Making End-of-Life Care Decisions for Older Adults Subject to Guardianship

Elder Law J. 2019;27(1):1-34.

Abstract

This Article addresses end-of-life decision-making by guardians of older adults. First, the Article presents current definitions of hospice and palliative care and describes several common end-of-life disease trajectories. This background information introduces the diverse contexts in which guardians may find themselves when making end-of-life care decisions.
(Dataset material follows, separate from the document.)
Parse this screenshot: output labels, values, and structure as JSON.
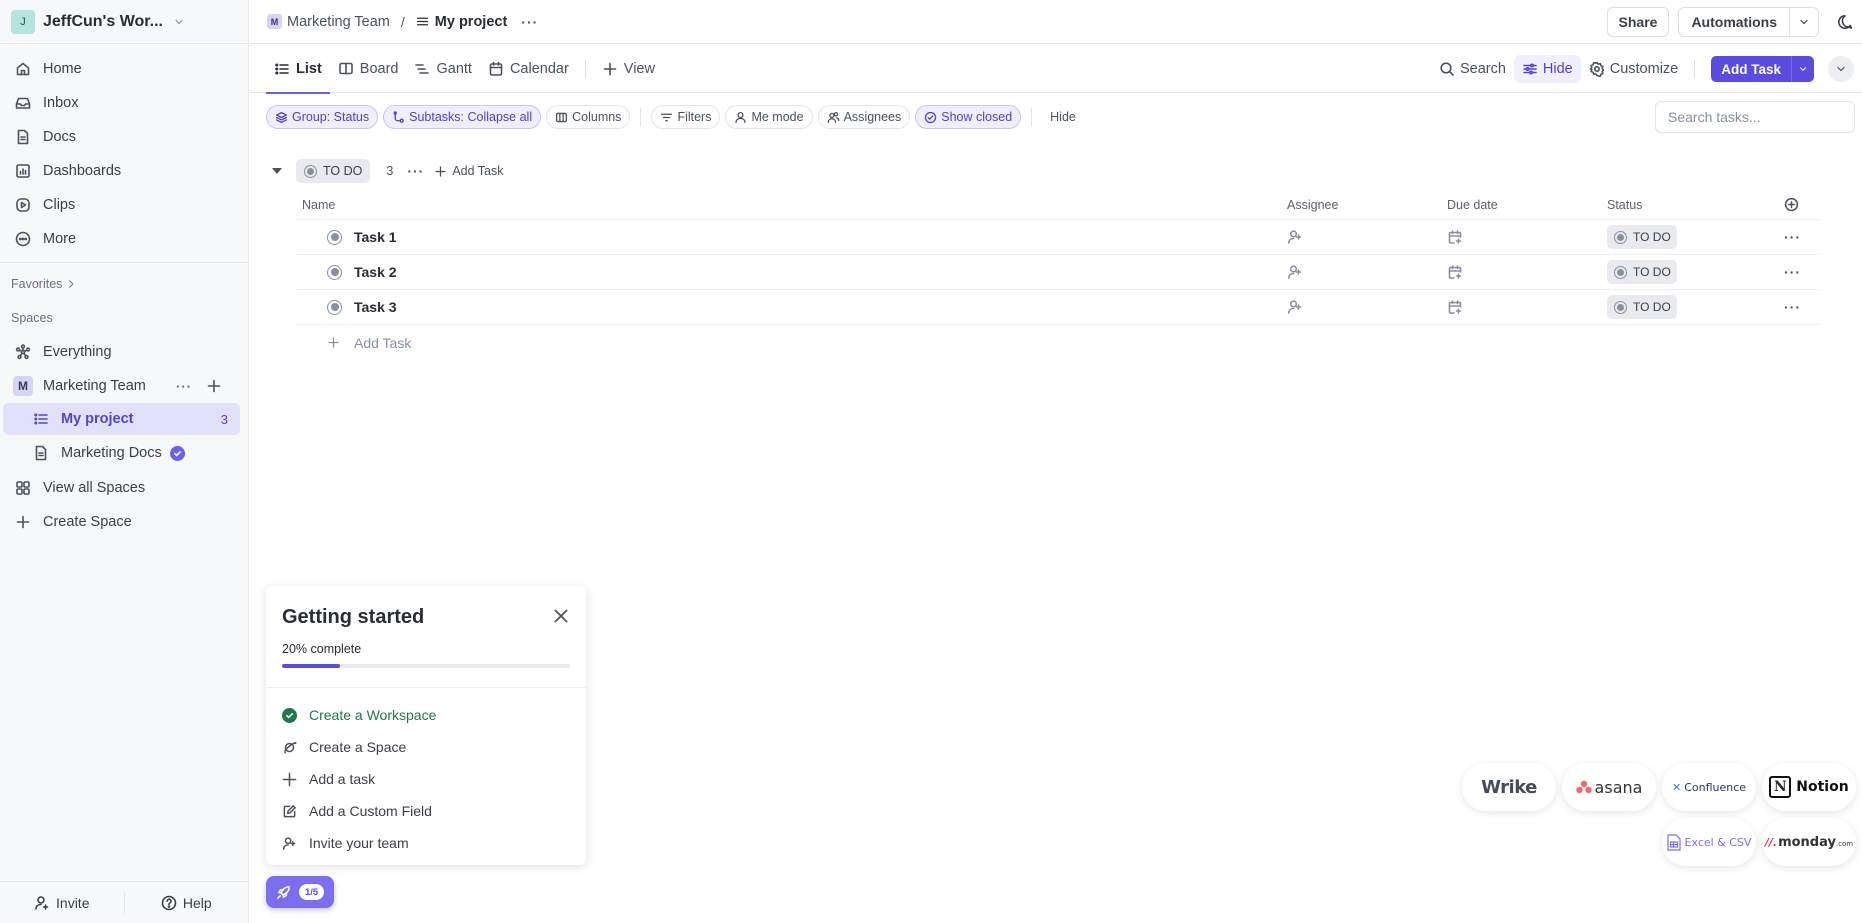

The next section sets forth results of our recent research focusing on end-of-life care for unbefriended adults subject to guardianship. "Unbefriended" adults are thoses who lack decision-making capacity, have no advance directive, and have no family or friends to serve as a surrogate decision-maker. As such, professional guardians may be appointed when health care decisions are needed. Making health care decisions for such adults, particularly end-of-life care decisions, can be challenging. Little to nothing may be known about the person's values prior to guardianship and the patient may be unable to convey his or her wishes and goals to the guardian. The third section provides practical guidance to guardians. We discuss the assessment of values-with some thoughts about what to do when it is not possible to assess values. Finally, we discuss several common end-of-life health care decisions that may confront guardians-a code status change, a do not transfer order, and deescalating care within an intensive care unit. For these situations, we provide information from the perspective of our interdisciplinary team for the purposes of supporting guardians who face these challenging decisions.